In 1979, she left the Mackenzie to become the first chief curator of the Winnipeg Art Gallery where she remained till 1984. She was made a Fellow of the Canadian Museum Association in 1981. Each year she put together a show and catalogue on a Winnipeg artist: Ivan Eyre in 1982, Eric Bergman in 1983, and Tony Tascona in 1984; she also wrote a book about Alexander J. Musgrove in 1986.

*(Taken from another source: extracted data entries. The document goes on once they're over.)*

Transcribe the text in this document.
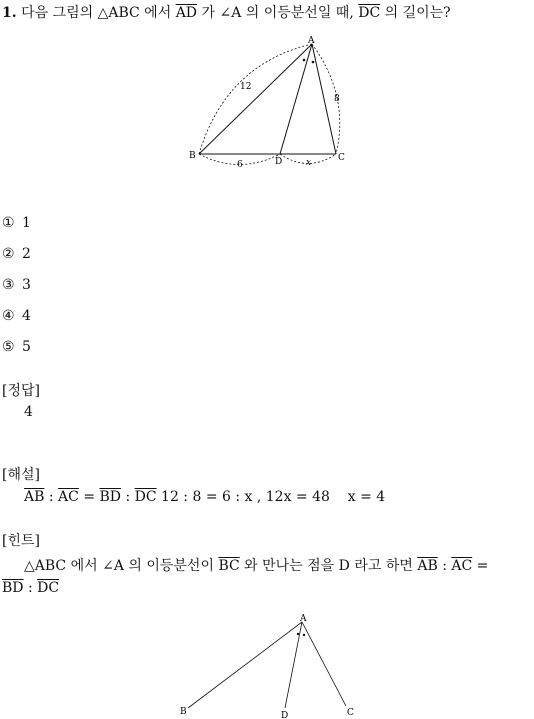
1. 다음 그림의 △ABC 에서 $\overline{AD}$ 가 ∠A 의 이등분선일 때, $\overline{DC}$ 의 길이는?
A
B	C
D
12
8
6	x
① 1
② 2
③ 3
④ 4
⑤ 5
[정답]
4
[해설]
$\overline{AB}$ : $\overline{AC} = \overline{BD}$ : $\overline{DC}$ 12 : 8 = 6 : x , 12x = 48    x = 4
[힌트]
△ABC 에서 ∠A 의 이등분선이 $\overline{BC}$ 와 만나는 점을 D 라고 하면 $\overline{AB}$ : $\overline{AC}$ =
$\overline{BD}$ : $\overline{DC}$
A
B	D	C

After Winnipeg, Dillow returned to Toronto. In 1991 she founded an organization for volunteers at the Textile Museum of Canada. As at the Art Gallery of Ontario, she trained the docents, acted as docent co-ordinator, assisted in work at the reception desk for ten years and took part in fund-raising efforts, including the yardage sale (now textile bazaar) which she co-ordinated for about 12 years. In 2008, she was awarded the Ontario Museum Association's Volunteer of the Year award for her service. When Dillow retired in 2017 from her work with Volunteers at the Textile Museum of Canada, Strand News, the organization's newsletter, wrote a feature article about her.

In 2000, she received the Museums Association of Saskatchewan Honorary Lifetime Achievement Award in recognition of her contribution to Saskatchewan.

== Personal life ==
In Regina, she met Harry C. Dillow (1922–2004), a professor at what would later become University of Regina. They married in London in 1968. Nancy Dillow died in Toronto, March 27, 2021.